(CNN) Smartphone payments are gaining ground in the US, but mobile money is old news in Kenya.
The majority of the East African country's population is subscribed to a mobile payment service, and the most popular choice is M-Pesa, which celebrates its 10th anniversary in March 2017.
M-Pesa -- "pesa" means "money" in Swahili -- has made a dramatic impact over this time.
The system was launched by Vodafone's Safaricom mobile operator in 2007 as a simple method of texting small payments between users. Today there are 30 million users in 10 countries and a range of services including international transfers, loans, and health provision. The system processed around 6 billion transactions in 2016 at a peak rate of 529 per second.
M-Pesa is also lauded for its social value; offering opportunities for small businesses, and playing a significant role in reducing poverty.
There have been bumps in the road -- the service was withdrawn from South Africa after poor performance -- but M-Pesa's first decade has been a success story.
The next decade will bring new challenges for the mobile payment system.
Safaricom CEO Bob Collymore says it a priority to refine the user experience and offer new services.
"One of the big problems has been the relative clumsiness of using M-Pesa," he told CNN.
New streamlined solutions include a debit card that will allow users to tap and pay, and a new mobile app.
The service will face stronger competition in the coming years. The Kenya Bankers Association -- representing 46 banks -- is introducing its own mobile payment platform that will allow convenient transfers between accounts at different banks, and the group hopes this will eat into M-Pesa's market share.
"Given the economics of the product, I think you'll find customers moving over and preferring to use our product," says Habil Olaka, CEO of the Kenya Banker's Association.
The Safaricom CEO says he welcomes the banks' intervention as he believes it will drive innovation and benefit the consumer.
"We always used to say that cash is the enemy," says Collymore. "Holding cash doesn't make sense. As soon as you put it in the mattress, it loses value."
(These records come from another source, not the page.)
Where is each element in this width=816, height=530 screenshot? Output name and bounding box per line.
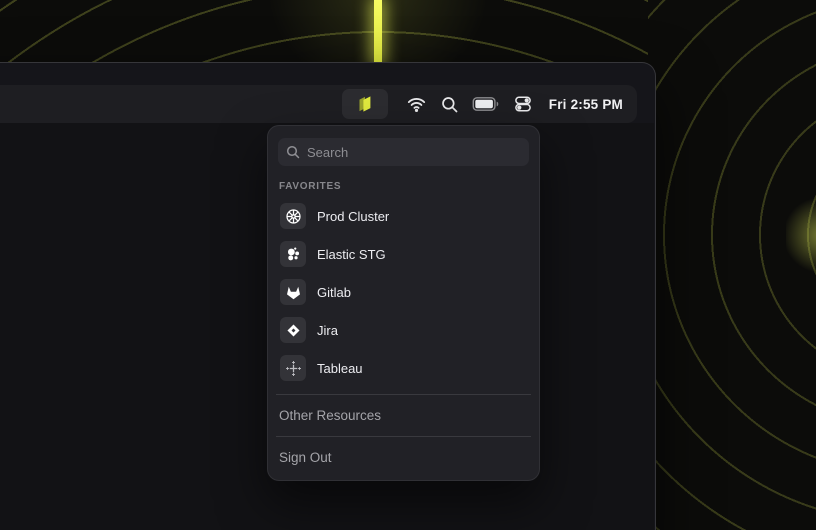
- yellow-beam: [374, 0, 382, 64]
- tableau-icon: [280, 355, 306, 381]
- menu-item-label: Jira: [317, 323, 338, 338]
- right-edge-glow: [786, 185, 816, 285]
- menu-item-other-resources[interactable]: Other Resources: [268, 395, 539, 436]
- gitlab-icon: [280, 279, 306, 305]
- menu-item-gitlab[interactable]: Gitlab: [268, 273, 539, 311]
- menu-item-label: Tableau: [317, 361, 363, 376]
- jira-icon: [280, 317, 306, 343]
- menu-item-prod-cluster[interactable]: Prod Cluster: [268, 197, 539, 235]
- elastic-cluster-icon: [280, 241, 306, 267]
- app-logo-button[interactable]: [342, 89, 388, 119]
- menu-item-label: Prod Cluster: [317, 209, 389, 224]
- menu-bar: Fri 2:55 PM: [0, 85, 637, 123]
- favorites-section-label: FAVORITES: [279, 181, 529, 192]
- menu-item-tableau[interactable]: Tableau: [268, 349, 539, 387]
- app-logo-icon: [354, 93, 376, 115]
- search-field[interactable]: [278, 138, 529, 166]
- search-input[interactable]: [307, 145, 521, 160]
- control-center-icon[interactable]: [513, 94, 533, 114]
- spotlight-search-icon[interactable]: [440, 95, 459, 114]
- battery-icon[interactable]: [472, 97, 500, 111]
- app-dropdown-menu: FAVORITES Prod Cluster: [267, 125, 540, 481]
- menu-item-sign-out[interactable]: Sign Out: [268, 437, 539, 480]
- menu-item-label: Elastic STG: [317, 247, 386, 262]
- menu-item-elastic-stg[interactable]: Elastic STG: [268, 235, 539, 273]
- menubar-clock[interactable]: Fri 2:55 PM: [549, 97, 623, 112]
- wifi-icon[interactable]: [406, 94, 427, 114]
- search-icon: [286, 145, 300, 159]
- kubernetes-icon: [280, 203, 306, 229]
- menu-item-label: Gitlab: [317, 285, 351, 300]
- menu-item-jira[interactable]: Jira: [268, 311, 539, 349]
"We are not attacking the banks; we're working with the banks...If other people are finding solutions for problems, then that's also cool."
But financial analyst Aly-Khan Satchu of Rich Management believes that competitors will struggle to displace a service that has put down deep roots.
"Are the (banks) going to be able to dislodge M-Pesa? I'm not so sure. It's ubiquitous, it's everywhere," he says. "I think they're going to struggle."
Perhaps in recognition of this challenge, Olaka says the Bankers' Association will be targeting payments that exceed M-Pesa's maximum transaction of 70,000 Kenyan Shillings ($675).
Collymore is happy to maintain focus on the other end of the market. Micro-payments drove M-Pesa to a position of dominance and the CEO has faith that the same model can sustain success into a second decade.
"We target the one shilling," he says. "The banking sector across the world has always ignored the so-called base of the pyramid. We haven't because we understand that the base of the pyramid needs to be served and there's also commercial viability in doing that."